Keriuhan di warung kopi sudah tampak sejak pagi hari di berbagai sudut Kota Pontianak. Orang-orang mengawali hari dengan ngopi sebelum berangkat bekerja atau ke kantor. Bahkan, pada malam hari, warung kopi masih dipadati orang yang melepas kepenatan setelah beraktivitas seharian.
Hal itu juga tampak di daerah Pasar Tengah, daerah tepian Sungai Kapuas. Di sana ada warung kopi yang berdiri sejak lama. Riska (40), generasi ketiga pemilik warung kopi Langit Biru di Pasar Tengah sejak pagi hingga sore masih tampak melayani para konsumen.
”Pembeli yang banyak dari karyawan yang bekerja di sekitar pasar dan pelabuhan,” ujar Riska, Selasa (13/6/2023).
Per hari rata-rata laku sekitar 100 gelas.
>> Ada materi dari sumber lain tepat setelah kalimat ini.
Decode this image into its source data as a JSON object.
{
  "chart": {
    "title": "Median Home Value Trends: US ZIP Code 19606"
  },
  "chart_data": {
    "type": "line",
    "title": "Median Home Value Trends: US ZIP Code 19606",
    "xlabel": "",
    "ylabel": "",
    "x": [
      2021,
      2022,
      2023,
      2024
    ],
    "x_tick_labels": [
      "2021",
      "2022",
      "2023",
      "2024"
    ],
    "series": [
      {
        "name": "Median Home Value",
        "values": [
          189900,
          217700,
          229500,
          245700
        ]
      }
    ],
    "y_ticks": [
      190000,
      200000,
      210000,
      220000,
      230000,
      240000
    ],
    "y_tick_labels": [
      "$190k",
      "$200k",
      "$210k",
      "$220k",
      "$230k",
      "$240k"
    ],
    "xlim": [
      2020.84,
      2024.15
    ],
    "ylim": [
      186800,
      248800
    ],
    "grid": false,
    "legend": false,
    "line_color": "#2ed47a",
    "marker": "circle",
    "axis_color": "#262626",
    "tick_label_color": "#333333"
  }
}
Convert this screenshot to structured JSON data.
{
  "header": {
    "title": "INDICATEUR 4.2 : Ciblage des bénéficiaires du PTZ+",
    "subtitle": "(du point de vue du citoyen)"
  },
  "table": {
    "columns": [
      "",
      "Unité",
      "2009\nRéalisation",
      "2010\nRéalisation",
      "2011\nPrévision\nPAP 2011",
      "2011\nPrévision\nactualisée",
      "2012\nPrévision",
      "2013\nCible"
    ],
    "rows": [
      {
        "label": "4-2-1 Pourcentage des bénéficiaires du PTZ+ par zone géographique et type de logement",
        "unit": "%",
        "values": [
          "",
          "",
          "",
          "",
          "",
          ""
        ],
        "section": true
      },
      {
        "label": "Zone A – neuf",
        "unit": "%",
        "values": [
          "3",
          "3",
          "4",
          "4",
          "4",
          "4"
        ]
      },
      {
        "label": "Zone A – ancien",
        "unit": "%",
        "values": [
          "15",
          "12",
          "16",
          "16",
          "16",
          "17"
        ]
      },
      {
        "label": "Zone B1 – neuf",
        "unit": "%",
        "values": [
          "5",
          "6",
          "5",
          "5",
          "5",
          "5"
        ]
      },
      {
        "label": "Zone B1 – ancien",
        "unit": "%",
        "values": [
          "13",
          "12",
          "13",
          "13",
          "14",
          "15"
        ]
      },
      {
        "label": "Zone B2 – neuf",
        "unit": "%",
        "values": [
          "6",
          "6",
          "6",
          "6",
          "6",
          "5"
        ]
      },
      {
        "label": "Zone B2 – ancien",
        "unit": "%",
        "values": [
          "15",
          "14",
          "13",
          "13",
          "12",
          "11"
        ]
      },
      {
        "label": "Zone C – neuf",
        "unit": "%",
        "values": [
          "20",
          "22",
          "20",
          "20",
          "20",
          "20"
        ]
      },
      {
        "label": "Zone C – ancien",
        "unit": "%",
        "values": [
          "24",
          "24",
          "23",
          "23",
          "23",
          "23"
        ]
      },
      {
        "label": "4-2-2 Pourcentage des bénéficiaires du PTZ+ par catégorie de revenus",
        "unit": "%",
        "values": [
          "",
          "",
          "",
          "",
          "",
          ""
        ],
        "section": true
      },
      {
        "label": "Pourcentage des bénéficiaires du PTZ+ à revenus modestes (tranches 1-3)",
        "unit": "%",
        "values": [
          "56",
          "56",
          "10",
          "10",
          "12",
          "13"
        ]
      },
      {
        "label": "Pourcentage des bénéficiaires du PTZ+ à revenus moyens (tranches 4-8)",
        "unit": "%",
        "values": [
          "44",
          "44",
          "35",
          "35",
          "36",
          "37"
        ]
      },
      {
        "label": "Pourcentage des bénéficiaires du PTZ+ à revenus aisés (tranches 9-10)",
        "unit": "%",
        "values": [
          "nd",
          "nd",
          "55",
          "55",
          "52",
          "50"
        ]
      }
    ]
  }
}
Warung kopi tersebut berdiri sejak 1970-an. Bangunan yang menjadi tempat warung kopi didirikan pada 1930. Tiang-tiang dari kayu ulin masih tampak kokoh.
Namun, ada pula warung kopi yang lebih tua, bahkan disebut-sebut sebagai warung kopi tertua di Pontianak, yaitu warung kopi Djaja berdiri sejak tahun 1935 di Jalan Tanjungpura, masih di kawasan Pasar Tengah. Suhar (29), generasi kelima warung kopi Djaja, menuturkan, yang masih aktif mengelola warung kopi merupakan generasi keempat dan kelima.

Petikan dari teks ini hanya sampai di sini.